Q: Is there any of your published writing that you’re not particularly proud of any more? Give us an example of something you’ve written that made you cringe. Why does it make you feel that way and what have you learned since you wrote it?
- from Susan
The question means my crime writing fiction, I think? I’ve written and had published a lot more than that over time. (At a convention bar, ask me about my hard-hitting investigative reporting on a local funeral home and crematorium.)
Probably a few passages I’d like to do over, but I haven’t gone back to read all or most of any book that’s already in print unless I have lost track of something specific that I’m carrying forward. In general, some places in the early books were longer on flashbacks than I now think are the best way to keep a story moving forward. I found “echoes” (word used in close proximity to the same word) as soon as one book came out. I didn’t catch them and the person at the publisher’s responsible for re-flowing the text after the proofreader and I had a go inadvertently lined up a couple right underneath each other. That was a definitely cringy.
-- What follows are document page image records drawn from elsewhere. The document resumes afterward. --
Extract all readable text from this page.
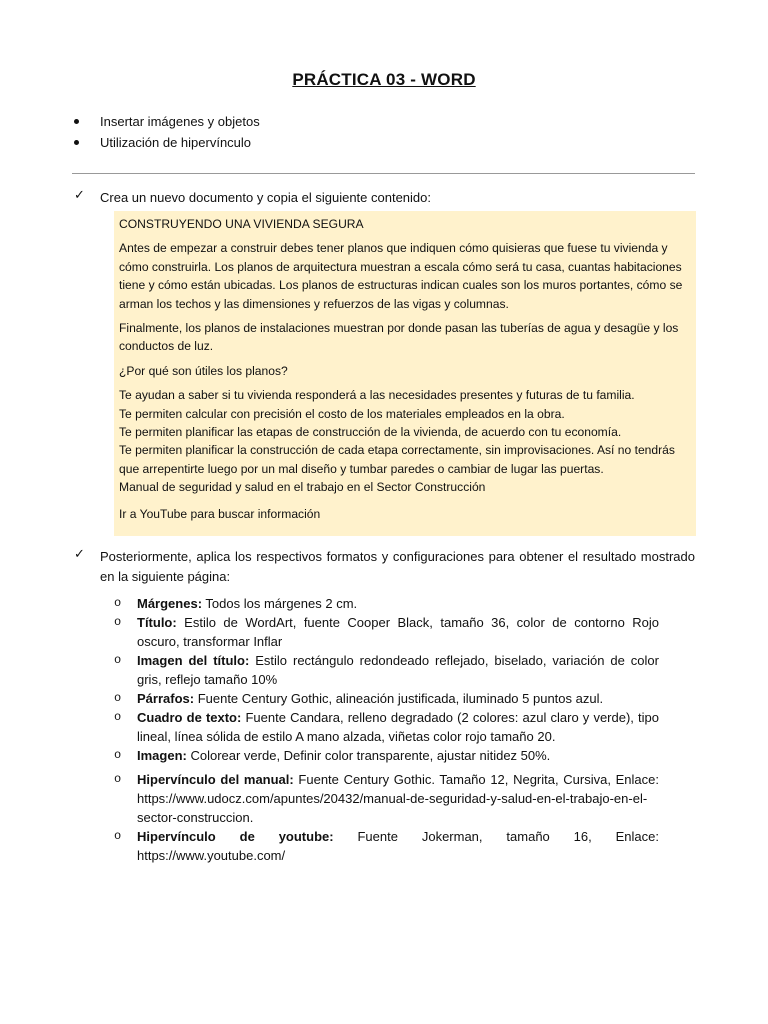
PRÁCTICA 03 - WORD
Insertar imágenes y objetos
Utilización de hipervínculo
✓ Crea un nuevo documento y copia el siguiente contenido:

CONSTRUYENDO UNA VIVIENDA SEGURA

Antes de empezar a construir debes tener planos que indiquen cómo quisieras que fuese tu vivienda y cómo construirla. Los planos de arquitectura muestran a escala cómo será tu casa, cuantas habitaciones tiene y cómo están ubicadas. Los planos de estructuras indican cuales son los muros portantes, cómo se arman los techos y las dimensiones y refuerzos de las vigas y columnas.

Finalmente, los planos de instalaciones muestran por donde pasan las tuberías de agua y desagüe y los conductos de luz.

¿Por qué son útiles los planos?

Te ayudan a saber si tu vivienda responderá a las necesidades presentes y futuras de tu familia.
Te permiten calcular con precisión el costo de los materiales empleados en la obra.
Te permiten planificar las etapas de construcción de la vivienda, de acuerdo con tu economía.
Te permiten planificar la construcción de cada etapa correctamente, sin improvisaciones. Así no tendrás que arrepentirte luego por un mal diseño y tumbar paredes o cambiar de lugar las puertas.
Manual de seguridad y salud en el trabajo en el Sector Construcción

Ir a YouTube para buscar información

✓ Posteriormente, aplica los respectivos formatos y configuraciones para obtener el resultado mostrado en la siguiente página:
o Márgenes: Todos los márgenes 2 cm.
o Título: Estilo de WordArt, fuente Cooper Black, tamaño 36, color de contorno Rojo oscuro, transformar Inflar
o Imagen del título: Estilo rectángulo redondeado reflejado, biselado, variación de color gris, reflejo tamaño 10%
o Párrafos: Fuente Century Gothic, alineación justificada, iluminado 5 puntos azul.
o Cuadro de texto: Fuente Candara, relleno degradado (2 colores: azul claro y verde), tipo lineal, línea sólida de estilo A mano alzada, viñetas color rojo tamaño 20.
o Imagen: Colorear verde, Definir color transparente, ajustar nitidez 50%.
o Hipervínculo del manual: Fuente Century Gothic. Tamaño 12, Negrita, Cursiva, Enlace: https://www.udocz.com/apuntes/20432/manual-de-seguridad-y-salud-en-el-trabajo-en-el-sector-construccion.
o Hipervínculo de youtube: Fuente Jokerman, tamaño 16, Enlace: https://www.youtube.com/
If I think about some early books, I am not happy some plots and sometimes think my solutions fell short, either too twisty or not twisty enough. I’ve had several commenters complain (or at least I think they’re complaints) that my French mysteries start slowly, but that was deliberate. In a way, those books are novels with unexplained deaths in them. My choice. With every manuscript, I’ve tried really hard to look at the text objectively, to be attuned to language, semantics, style, and tone before I even turn it in to my agent for her review. One hard part – and where I have had a couple of cringy moments – is when I use what I’ve been told by someone is a current slang word in French, only to find out it’s out of date or uglier than I understood it to be. So far – knock on wood – my editors haven’t given me pages of notes that would make me want to go hide, but who knows, maybe next time.
Having said that, I’m sure that I would find things to squirm about in every book if I went looking in detail. I hope I’m a better writer in 2021 than I was in 2008 when my first book sold. I always want the next book to be much better than the ones before. I learn to write by reading other books, some of which are staggeringly good. Plots, settings, character strength and distinctiveness, slow burn humor…But even the novels that fall short of my expectations have much to show me, a lot of it positive. There are an awful lot of good writers out there, including those I share this blog with!
That's a good outlook, Susan: Make the next book better than the one before. And I agree that reading a lot inspires a writer to do so.